- Silver struggles to capitalize on the precious day’s positive move and drifts lower on Wednesday.
- The technical setup favors bulls and supports prospects for the emergence of some dip-buying.
- A sustained break below the $33.10-$33.00 area is needed to negate the near-term positive bias.
Silver (XAG/USD) meets with a fresh supply on Wednesday and drops back closer to the $34.00 mark during the first half of the European session, reversing a part of the previous day's move up.
From a technical perspective, the XAG/USD is holding comfortably above important daily moving averages – 50-day, 100-day and 200-day SMAs. Moreover, oscillators on the daily chart maintain their positive bias and are still away from being in the overbought territory, suggesting that the path of least resistance for the white metal remains to the upside.

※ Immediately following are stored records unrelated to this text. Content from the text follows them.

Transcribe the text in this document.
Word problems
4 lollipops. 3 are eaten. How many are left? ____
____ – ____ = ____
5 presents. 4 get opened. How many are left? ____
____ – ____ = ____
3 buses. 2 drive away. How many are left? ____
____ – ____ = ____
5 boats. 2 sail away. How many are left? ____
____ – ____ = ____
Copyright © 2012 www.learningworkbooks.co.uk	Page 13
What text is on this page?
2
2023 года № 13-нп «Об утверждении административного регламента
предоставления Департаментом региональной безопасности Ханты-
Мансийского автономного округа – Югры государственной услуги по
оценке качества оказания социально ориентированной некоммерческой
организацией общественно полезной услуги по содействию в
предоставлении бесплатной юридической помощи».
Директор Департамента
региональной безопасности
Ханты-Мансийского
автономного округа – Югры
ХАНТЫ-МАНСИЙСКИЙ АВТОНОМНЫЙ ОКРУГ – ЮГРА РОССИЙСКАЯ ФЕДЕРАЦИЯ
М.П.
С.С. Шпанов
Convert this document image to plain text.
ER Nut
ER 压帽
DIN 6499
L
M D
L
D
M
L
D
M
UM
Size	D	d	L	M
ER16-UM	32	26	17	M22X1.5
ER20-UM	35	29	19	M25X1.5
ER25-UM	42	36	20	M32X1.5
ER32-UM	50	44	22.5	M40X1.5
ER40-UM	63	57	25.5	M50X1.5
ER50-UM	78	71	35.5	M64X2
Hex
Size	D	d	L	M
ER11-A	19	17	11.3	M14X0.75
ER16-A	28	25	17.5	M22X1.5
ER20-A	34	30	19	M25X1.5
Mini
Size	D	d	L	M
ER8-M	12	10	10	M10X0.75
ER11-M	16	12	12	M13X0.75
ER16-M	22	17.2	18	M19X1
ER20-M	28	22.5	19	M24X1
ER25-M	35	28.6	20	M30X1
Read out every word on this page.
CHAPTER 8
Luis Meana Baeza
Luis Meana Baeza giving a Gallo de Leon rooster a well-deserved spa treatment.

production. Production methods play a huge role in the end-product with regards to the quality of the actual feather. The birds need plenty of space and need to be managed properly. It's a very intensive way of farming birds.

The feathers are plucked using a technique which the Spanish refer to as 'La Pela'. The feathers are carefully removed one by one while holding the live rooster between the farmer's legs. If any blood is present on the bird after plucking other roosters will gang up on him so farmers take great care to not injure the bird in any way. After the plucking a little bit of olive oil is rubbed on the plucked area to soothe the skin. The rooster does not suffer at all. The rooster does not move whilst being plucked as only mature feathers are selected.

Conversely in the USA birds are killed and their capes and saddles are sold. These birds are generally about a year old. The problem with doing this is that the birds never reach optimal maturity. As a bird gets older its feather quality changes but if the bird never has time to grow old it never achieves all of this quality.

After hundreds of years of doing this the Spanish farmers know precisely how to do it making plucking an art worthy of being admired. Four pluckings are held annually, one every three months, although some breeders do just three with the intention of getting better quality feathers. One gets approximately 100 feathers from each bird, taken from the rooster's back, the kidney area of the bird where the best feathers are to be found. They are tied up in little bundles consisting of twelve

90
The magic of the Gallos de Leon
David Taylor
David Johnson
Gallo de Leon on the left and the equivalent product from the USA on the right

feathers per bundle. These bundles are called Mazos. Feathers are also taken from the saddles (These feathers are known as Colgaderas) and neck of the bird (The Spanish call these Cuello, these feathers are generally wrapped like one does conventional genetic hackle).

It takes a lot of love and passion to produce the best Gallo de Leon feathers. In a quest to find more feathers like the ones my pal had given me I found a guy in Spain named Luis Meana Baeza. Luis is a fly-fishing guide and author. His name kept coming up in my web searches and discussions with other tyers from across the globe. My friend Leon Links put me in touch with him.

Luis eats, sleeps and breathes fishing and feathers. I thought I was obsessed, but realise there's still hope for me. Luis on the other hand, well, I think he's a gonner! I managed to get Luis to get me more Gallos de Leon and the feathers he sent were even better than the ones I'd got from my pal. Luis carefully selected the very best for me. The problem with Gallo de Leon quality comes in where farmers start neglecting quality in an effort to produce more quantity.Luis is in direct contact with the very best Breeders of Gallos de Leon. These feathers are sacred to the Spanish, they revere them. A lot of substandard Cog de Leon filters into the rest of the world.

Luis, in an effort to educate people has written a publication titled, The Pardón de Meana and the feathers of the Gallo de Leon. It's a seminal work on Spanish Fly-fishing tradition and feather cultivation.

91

Hence, any subsequent slide is more likely to find decent support near the $33.70 horizontal zone. This is followed by last week's swing low, around the $33.10 area, which if broken decisively might shift the bias in favor of bearish traders. The XAG/USD might then accelerate the slide towards the $32.20-$32.15 intermediate support en route to the $32.00 round figure.
Some follow-through selling below the $31.70-$31.65 region could drag the XAG/USD towards the $31.00 mark. The downward trajectory could extend further towards the $30.50 area and the monthly swing low, close to the $30.00 psychological mark tested on October 8.